[Illustration: Sketch 47.]
For example: two White army corps, I., II., as in the annexed diagram, each of two divisions, 1, 2, and 3, 4, have to retire before a greatly superior Black force, abcde. They succeed in retiring by the action expressed in the following diagram. White corps No. I. first undertakes to hold up the enemy while No. II. makes off. No. I. detaches one division for the work (Division 2), and for a short time it checks the movement of a, b, and c, at least, of the enemy. Now d and e press on. But they cannot press on at any pace they choose, for an army must keep together, and the check to a, b, and c somewhat retards d and e. They advance, say, to the positions {~GREEK SMALL LETTER DELTA~}{~GREEK SMALL LETTER EPSILON~}.
[Illustration: Sketch 48.]
Next, White corps No. II. stops, puts out one of its divisions (say 4) to check d and e, while its other division either helps or falls back, according to the severity of the pressure, and White corps No. I. makes off as fast as it can. a, b, c, no longer checked by a White rearguard, are nevertheless retarded from two causes—first, the delay already inflicted on them; secondly, that they must not, if the army is to keep together, get too far ahead of their colleagues, d and e, which White corps II. is holding up.
[Illustration: Sketch 49.]
Thus, on the second or third day the retreat of White is being secured by an increasing gap between pursued and pursuers. The process is continued. Every succeeding day—if that process is successful—should further widen the gap until White can feel free from immediate pressure.
Such is the principle—modified indefinitely in practice by variations of ground and numbers—under which a retirement must be conducted if it is to have any hope of ultimate success in saving the pursued.

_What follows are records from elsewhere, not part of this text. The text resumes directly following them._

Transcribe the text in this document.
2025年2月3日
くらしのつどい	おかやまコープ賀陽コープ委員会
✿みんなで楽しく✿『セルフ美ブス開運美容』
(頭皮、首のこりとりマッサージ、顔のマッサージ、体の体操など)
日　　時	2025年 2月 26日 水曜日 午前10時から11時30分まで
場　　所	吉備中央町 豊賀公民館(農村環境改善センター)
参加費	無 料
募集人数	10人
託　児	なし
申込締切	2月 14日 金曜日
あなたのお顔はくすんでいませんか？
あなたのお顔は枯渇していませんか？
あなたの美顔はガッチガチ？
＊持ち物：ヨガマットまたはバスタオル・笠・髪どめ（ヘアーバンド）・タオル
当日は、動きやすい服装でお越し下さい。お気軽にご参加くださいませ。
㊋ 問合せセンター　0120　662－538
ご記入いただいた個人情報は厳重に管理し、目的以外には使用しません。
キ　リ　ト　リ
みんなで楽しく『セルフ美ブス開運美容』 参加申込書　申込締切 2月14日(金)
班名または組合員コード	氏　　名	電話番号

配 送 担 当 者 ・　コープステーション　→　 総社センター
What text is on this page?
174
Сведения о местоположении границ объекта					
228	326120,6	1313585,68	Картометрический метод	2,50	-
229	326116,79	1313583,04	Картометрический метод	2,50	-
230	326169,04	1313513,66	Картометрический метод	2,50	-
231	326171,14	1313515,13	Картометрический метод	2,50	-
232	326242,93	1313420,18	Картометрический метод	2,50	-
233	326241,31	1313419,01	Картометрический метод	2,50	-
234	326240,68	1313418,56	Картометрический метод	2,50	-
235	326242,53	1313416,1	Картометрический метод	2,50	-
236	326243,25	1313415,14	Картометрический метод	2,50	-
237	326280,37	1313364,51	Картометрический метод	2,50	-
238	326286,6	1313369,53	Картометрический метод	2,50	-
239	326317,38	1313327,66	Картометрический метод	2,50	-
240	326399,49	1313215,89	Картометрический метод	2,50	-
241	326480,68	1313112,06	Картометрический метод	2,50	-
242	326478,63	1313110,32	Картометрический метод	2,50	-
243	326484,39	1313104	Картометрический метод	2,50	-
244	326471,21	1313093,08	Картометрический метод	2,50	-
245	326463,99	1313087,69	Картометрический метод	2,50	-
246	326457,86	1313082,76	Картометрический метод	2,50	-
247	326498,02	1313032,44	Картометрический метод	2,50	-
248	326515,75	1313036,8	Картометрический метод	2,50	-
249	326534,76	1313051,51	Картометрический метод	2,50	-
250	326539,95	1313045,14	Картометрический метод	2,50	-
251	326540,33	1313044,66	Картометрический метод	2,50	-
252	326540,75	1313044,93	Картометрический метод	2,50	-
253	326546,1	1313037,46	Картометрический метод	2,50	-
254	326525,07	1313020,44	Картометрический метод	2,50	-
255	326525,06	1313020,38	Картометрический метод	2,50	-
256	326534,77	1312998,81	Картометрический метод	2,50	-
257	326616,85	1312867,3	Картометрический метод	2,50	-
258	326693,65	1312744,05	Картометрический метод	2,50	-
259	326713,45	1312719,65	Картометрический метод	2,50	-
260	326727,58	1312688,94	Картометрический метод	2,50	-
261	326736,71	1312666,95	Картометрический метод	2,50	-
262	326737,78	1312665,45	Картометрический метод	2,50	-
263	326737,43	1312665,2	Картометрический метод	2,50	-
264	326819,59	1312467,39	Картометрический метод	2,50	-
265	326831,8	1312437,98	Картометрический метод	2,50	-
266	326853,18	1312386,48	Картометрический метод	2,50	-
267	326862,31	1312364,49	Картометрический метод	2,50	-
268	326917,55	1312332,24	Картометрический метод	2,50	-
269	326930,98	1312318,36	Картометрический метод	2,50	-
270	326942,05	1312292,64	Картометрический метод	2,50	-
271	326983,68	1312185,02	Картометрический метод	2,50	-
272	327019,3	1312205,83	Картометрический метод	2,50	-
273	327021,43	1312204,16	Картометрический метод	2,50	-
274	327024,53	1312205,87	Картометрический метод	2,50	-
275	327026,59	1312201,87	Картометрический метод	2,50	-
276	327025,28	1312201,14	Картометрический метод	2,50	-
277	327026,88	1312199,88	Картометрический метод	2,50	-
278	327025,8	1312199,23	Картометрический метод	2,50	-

But it is clear that the process must always be a perilous one. Unless the most careful co-ordination is maintained between the moving parts of the retreat; unless the rearguard in each action falls back only just upon and not a little while after the precise moment when it can last safely do so; unless the new rearguard comes into play in time, etc., etc.—the pursuers may get right in among the pursued and break their cohesion; or they may get round them, cut them off, and compel them to surrender. In either case the retreating force ceases to exist as an army.
In proportion as the pursuers are numerous (mobility being equal) compared with the pursued, in that proportion is the peril. And with the best luck in the world some units are sure to be cut off, many guns lost, all stragglers and nearly all wounded abandoned in the course of a pressed retreat, and, above all, there will be the increasing discouragement and bewilderment of the men as the strain, the losses, and the ceaseless giving way before the enemy continue day after day with cumulative effect.